What is a liable entity?

Liable entities are classified as an individual or company who is the first person to acquire electricity on a grid which has an installed capacity of 100 megawatts or more. They are usually electricity retailers.

If an entity acquires electricity sporadically between assessment years they may be classified as an intermittent liable entity and will be required to report liability and surrender certificates for the years that they are liable.

What are they liable for?

Liable entities are liable for the electricity acquired each year. To acquit liability, entities must surrender an amount of large-scale generation certificates (LGCs) and small-scale technology certificates (STCs) equal to their liability.

Certificate liability is determined by applyin​g percentages (the renewable power percentage for LGCs and the small-scale technology percentage for STCs) to an entity's electricity acquisitions for that year. Entities acquit their liabilities by surrendering the required number of certificates to the Clean Energy Regulator for:

  • STCs – quarterly surrenders are required under the Small-scale Renewable Energy Scheme, and
  • LGCs ​– annual surrender is required under the Large-scale Renewable Energy Target.

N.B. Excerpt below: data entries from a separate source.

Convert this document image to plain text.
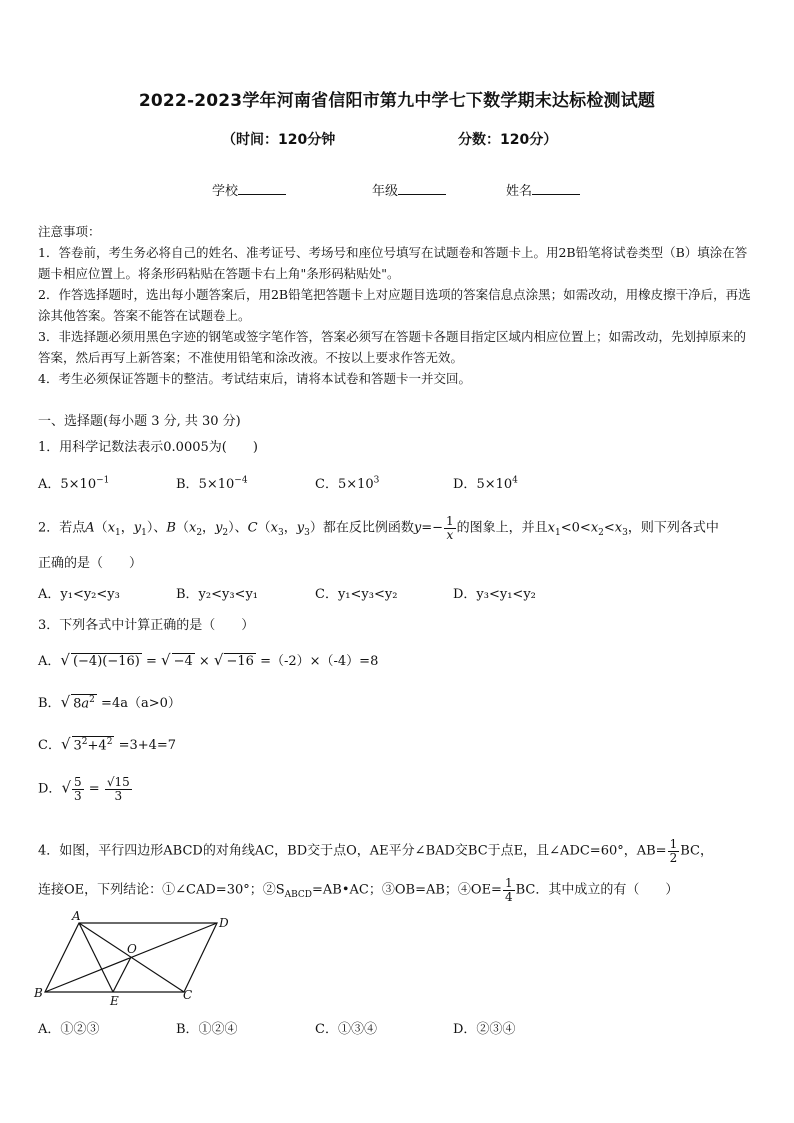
2022-2023学年河南省信阳市第九中学七下数学期末达标检测试题
（时间：120分钟	分数：120分）
学校	年级	姓名
注意事项：
1．答卷前，考生务必将自己的姓名、准考证号、考场号和座位号填写在试题卷和答题卡上。用2B铅笔将试卷类型（B）填涂在答题卡相应位置上。将条形码粘贴在答题卡右上角"条形码粘贴处"。
2．作答选择题时，选出每小题答案后，用2B铅笔把答题卡上对应题目选项的答案信息点涂黑；如需改动，用橡皮擦干净后，再选涂其他答案。答案不能答在试题卷上。
3．非选择题必须用黑色字迹的钢笔或签字笔作答，答案必须写在答题卡各题目指定区域内相应位置上；如需改动，先划掉原来的答案，然后再写上新答案；不准使用铅笔和涂改液。不按以上要求作答无效。
4．考生必须保证答题卡的整洁。考试结束后，请将本试卷和答题卡一并交回。
一、选择题(每小题 3 分, 共 30 分)
1．用科学记数法表示0.0005为(　　)
A．$5\times 10^{-1}$	B．$5\times 10^{-4}$	C．$5\times 10^3$	D．$5\times 10^4$
2．若点$A(x_1$，$y_1$）、$B(x_2$，$y_2$）、$C(x_3$，$y_3$）都在反比例函数$y=- \frac{1}{x}$ 的图象上，并且$x_1<0<x_2<x_3$，则下列各式中
正确的是（　　）
A．y₁<y₂<y₃	B．y₂<y₃<y₁	C．y₁<y₃<y₂	D．y₃<y₁<y₂
3．下列各式中计算正确的是（　　）
A．√ (−4)(−16) = √ −4 × √ −16 =（-2）×（-4）=8
B．√ $8a^2 =4a(a>0)$
C．√ $3^2+4^2 =3+4=7$
D．√ $\frac{5}{3} = \frac{√15}{3}$
4．如图，平行四边形ABCD的对角线AC，BD交于点O，AE平分∠BAD交BC于点E，且∠ADC=60°，$AB= \frac{1}{2}$ BC，
连接OE，下列结论：①∠CAD=30°；$②S_{ABCD}=AB•AC$；③OB=AB；④OE= $\frac{1}{4}$ BC．其中成立的有（　　）
A	D
O
B
E	C
A．①②③	B．①②④	C．①③④	D．②③④
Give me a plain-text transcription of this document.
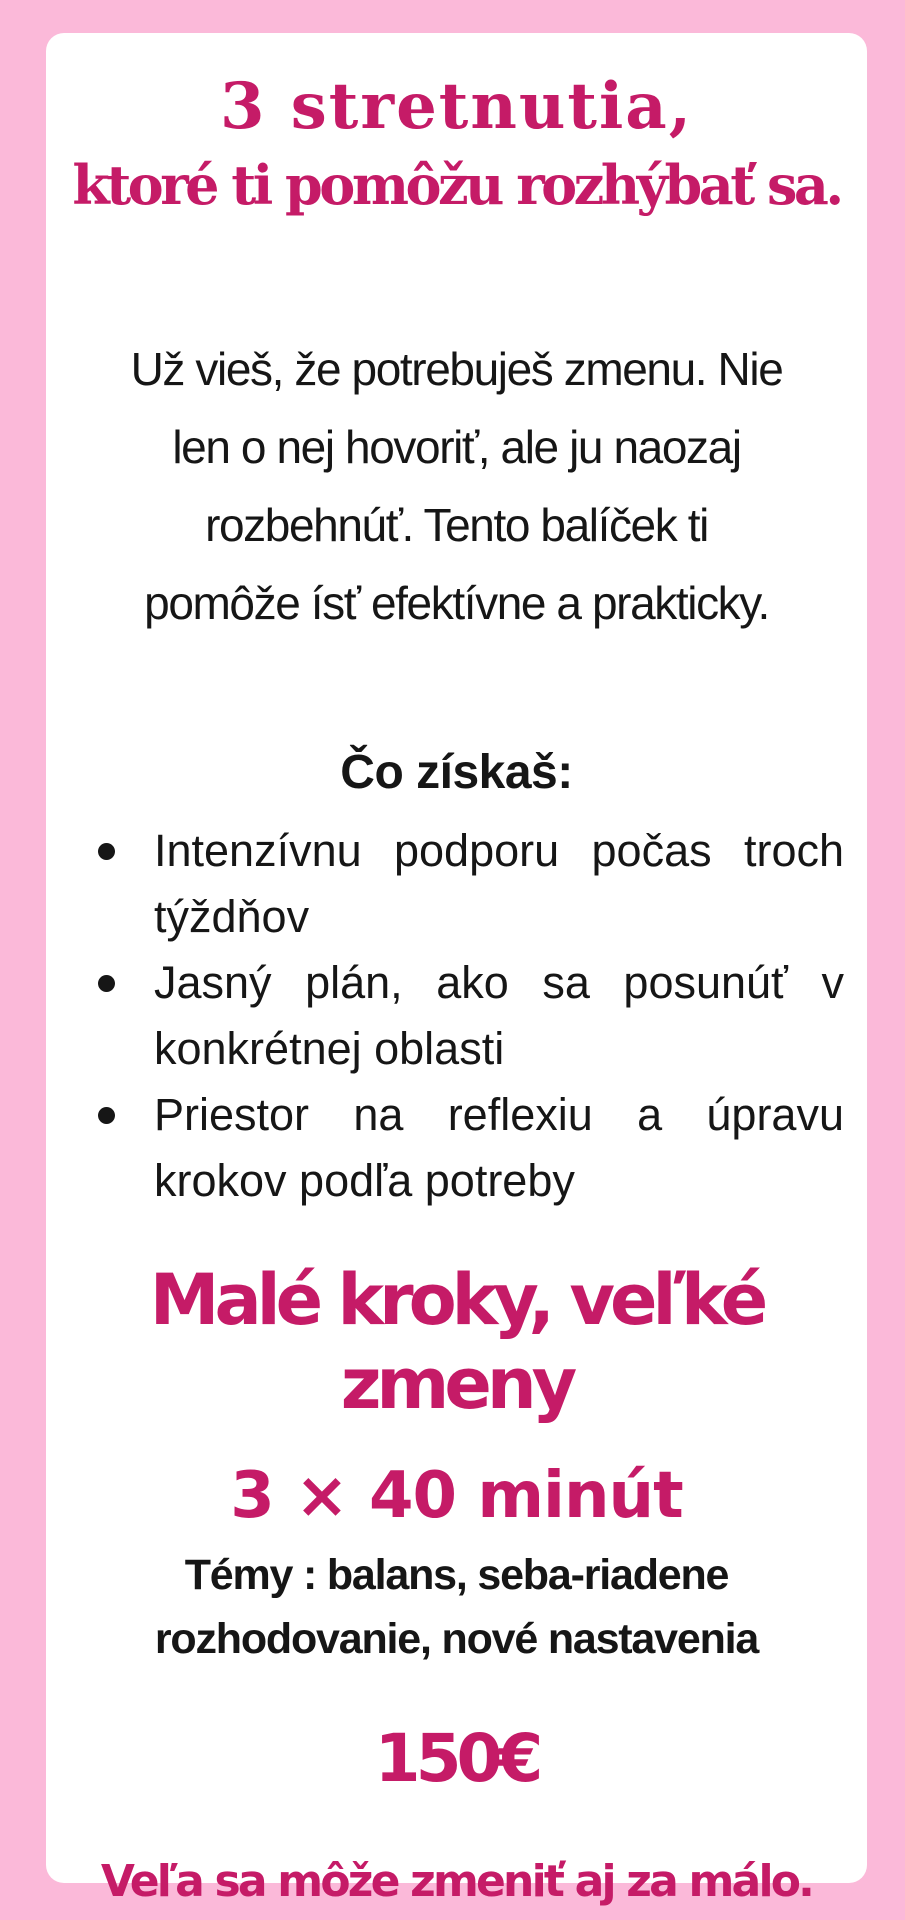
3 stretnutia,
ktoré ti pomôžu rozhýbať sa.

Už vieš, že potrebuješ zmenu. Nie
len o nej hovoriť, ale ju naozaj
rozbehnúť. Tento balíček ti
pomôže ísť efektívne a prakticky.

Čo získaš:
Intenzívnu podporu počas troch týždňov
Jasný plán, ako sa posunúť v konkrétnej oblasti
Priestor na reflexiu a úpravu krokov podľa potreby

Malé kroky, veľké
zmeny

3 × 40 minút

Témy : balans, seba-riadene
rozhodovanie, nové nastavenia

150€
Veľa sa môže zmeniť aj za málo.
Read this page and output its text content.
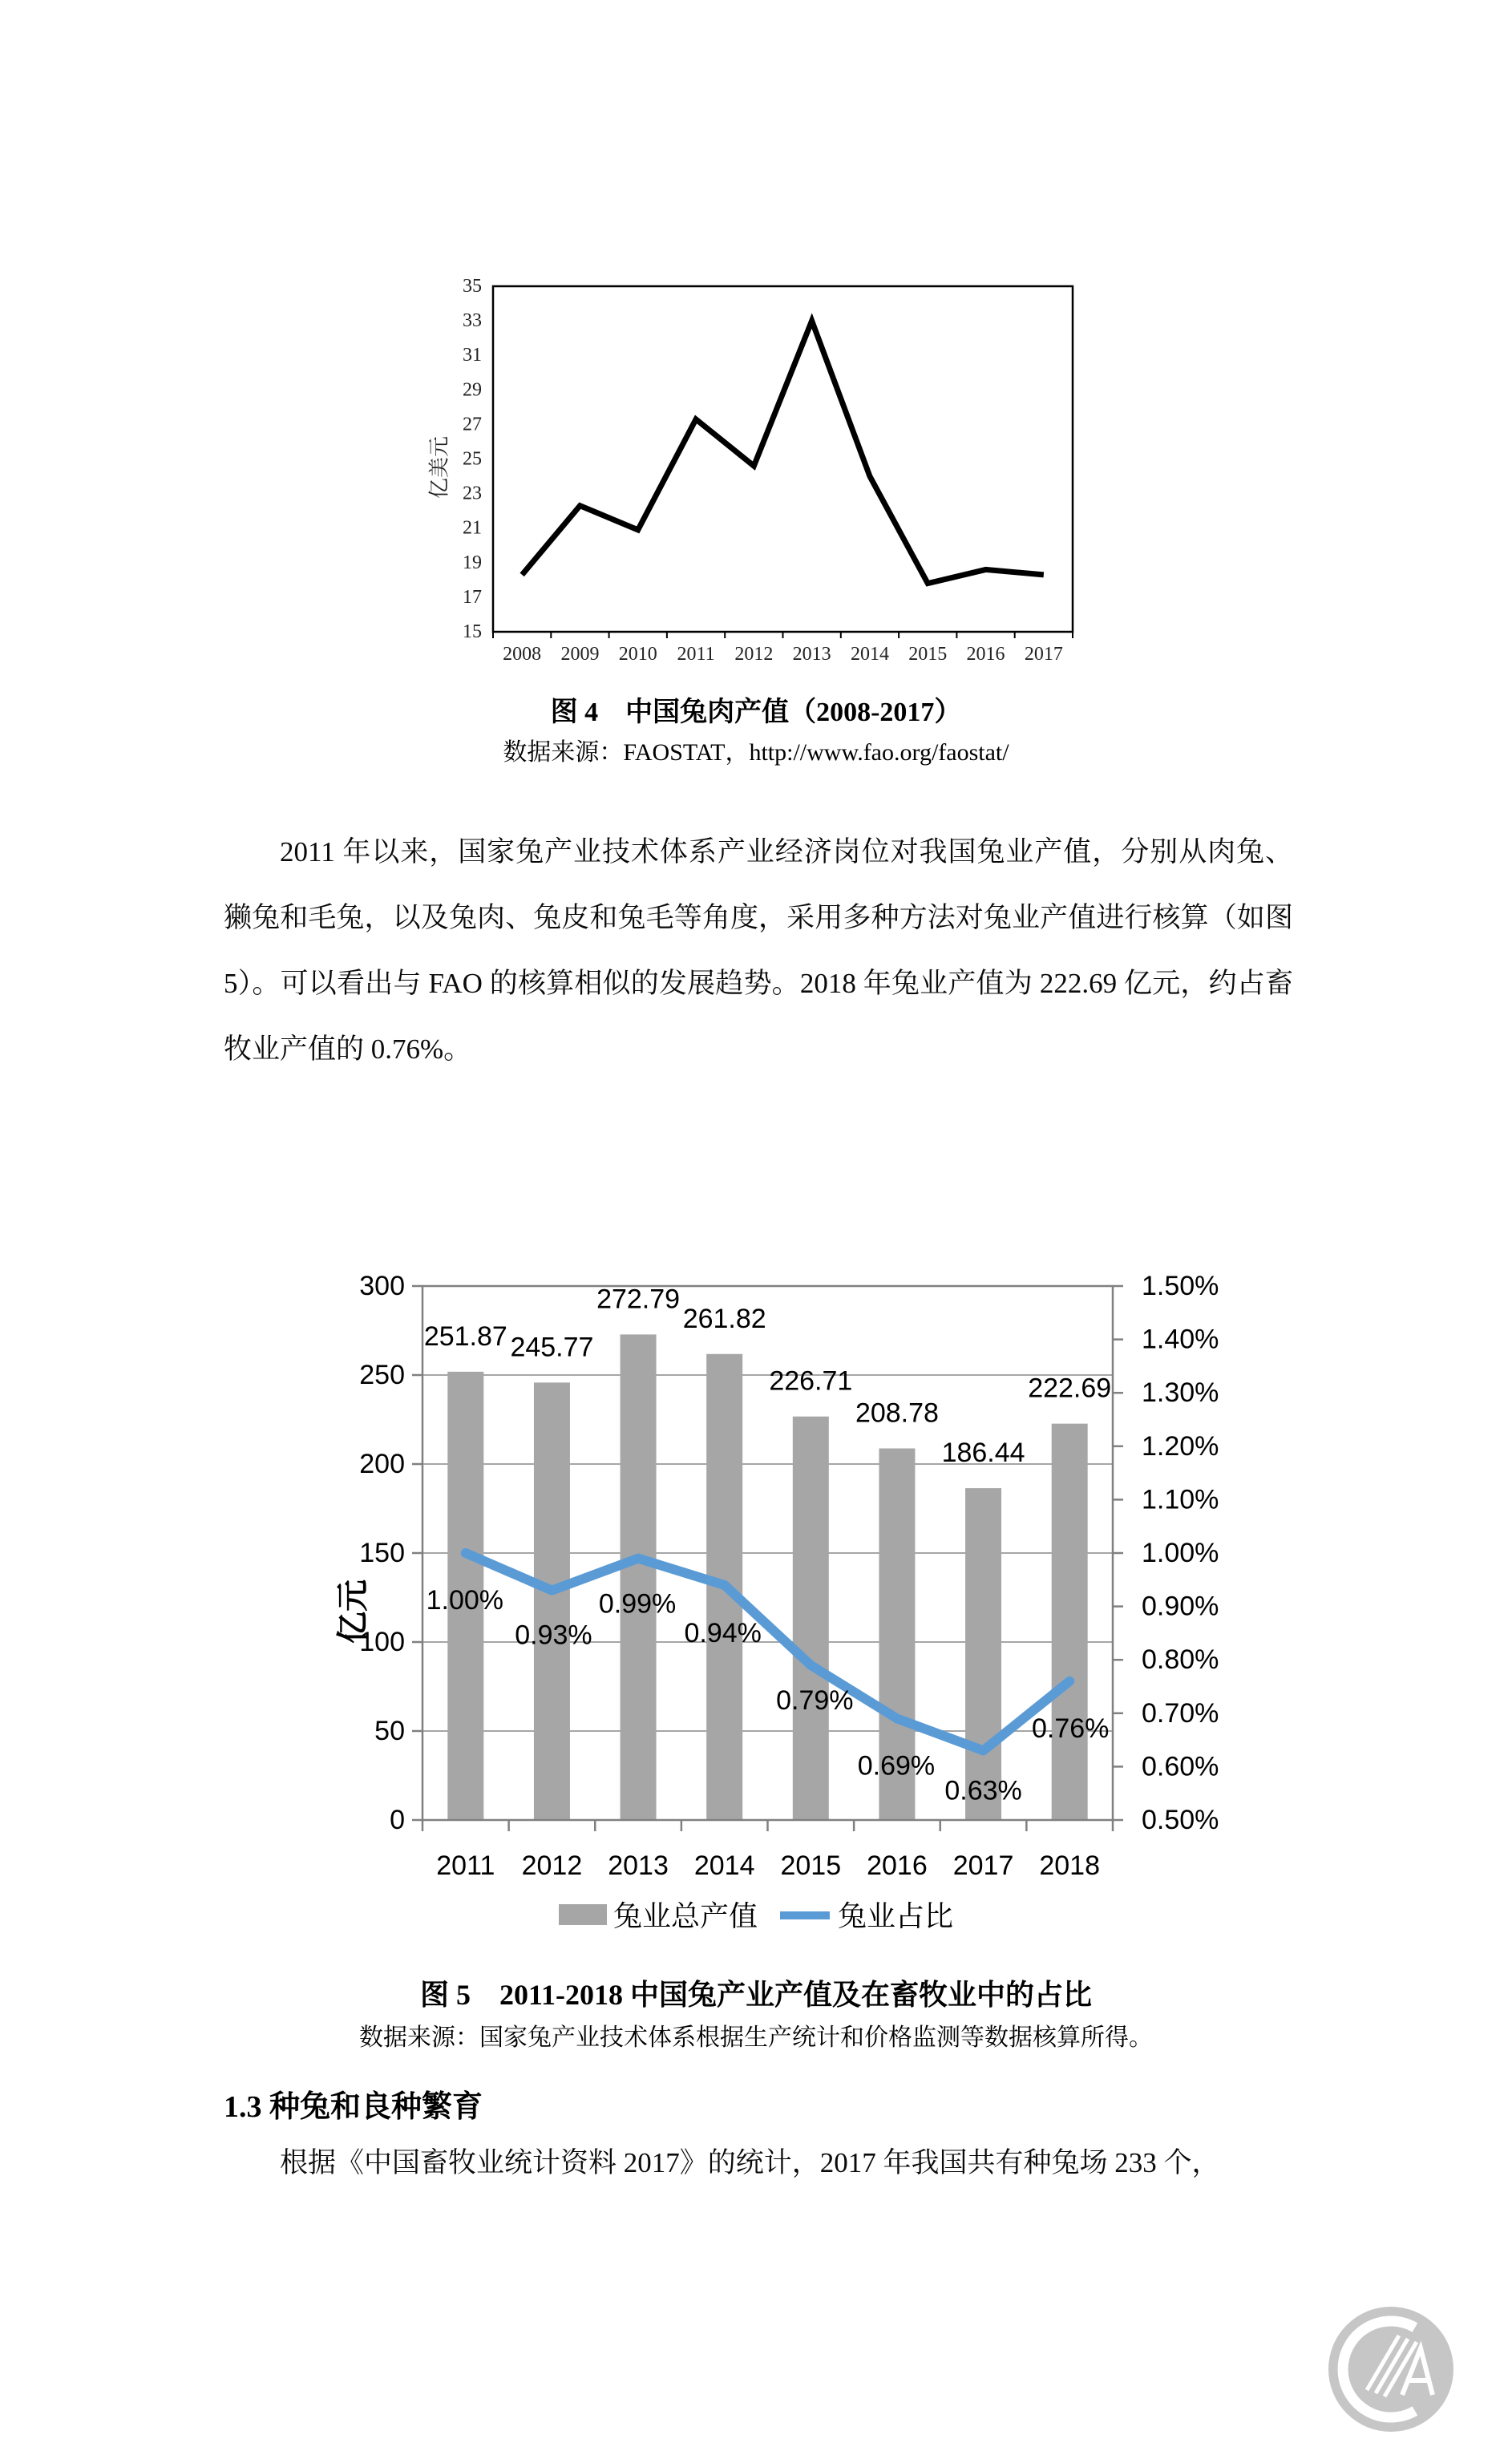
35
33
31
29
27
25
23
21
19
17
15
2008 2009 2010 2011 2012 2013 2014 2015 2016 2017
亿美元
图 4　中国兔肉产值（2008-2017）
数据来源：FAOSTAT，http://www.fao.org/faostat/

2011 年以来，国家兔产业技术体系产业经济岗位对我国兔业产值，分别从肉兔、獭兔和毛兔，以及兔肉、兔皮和兔毛等角度，采用多种方法对兔业产值进行核算（如图 5）。可以看出与 FAO 的核算相似的发展趋势。2018 年兔业产值为 222.69 亿元，约占畜牧业产值的 0.76%。

300
250
200
150
100
50
0
1.50%
1.40%
1.30%
1.20%
1.10%
1.00%
0.90%
0.80%
0.70%
0.60%
0.50%
2011 2012 2013 2014 2015 2016 2017 2018
亿元
251.87 245.77
272.79
261.82
226.71
208.78
186.44
222.69
1.00%
0.93%
0.99%
0.94%
0.79%
0.69%
0.63%
0.76%
兔业总产值	兔业占比
图 5　2011-2018 中国兔产业产值及在畜牧业中的占比
数据来源：国家兔产业技术体系根据生产统计和价格监测等数据核算所得。
1.3 种兔和良种繁育

根据《中国畜牧业统计资料 2017》的统计，2017 年我国共有种兔场 233 个，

The surrender of certificates is a legal requirement and works to increase the portion of renewable energy generated and supplied to the Australian electricity market.

Exemption from liability

Entities that carry out emissions-intensive trade-exposed (EIT​E) activities ​​may be eligible for exemption certificates.

EITE activities are specified in the Renewable Energy (Electricity) Regulations 20​01. They include but not limited to aluminium smelting, zinc smelting, petroleum refining and newsprint manufacturing.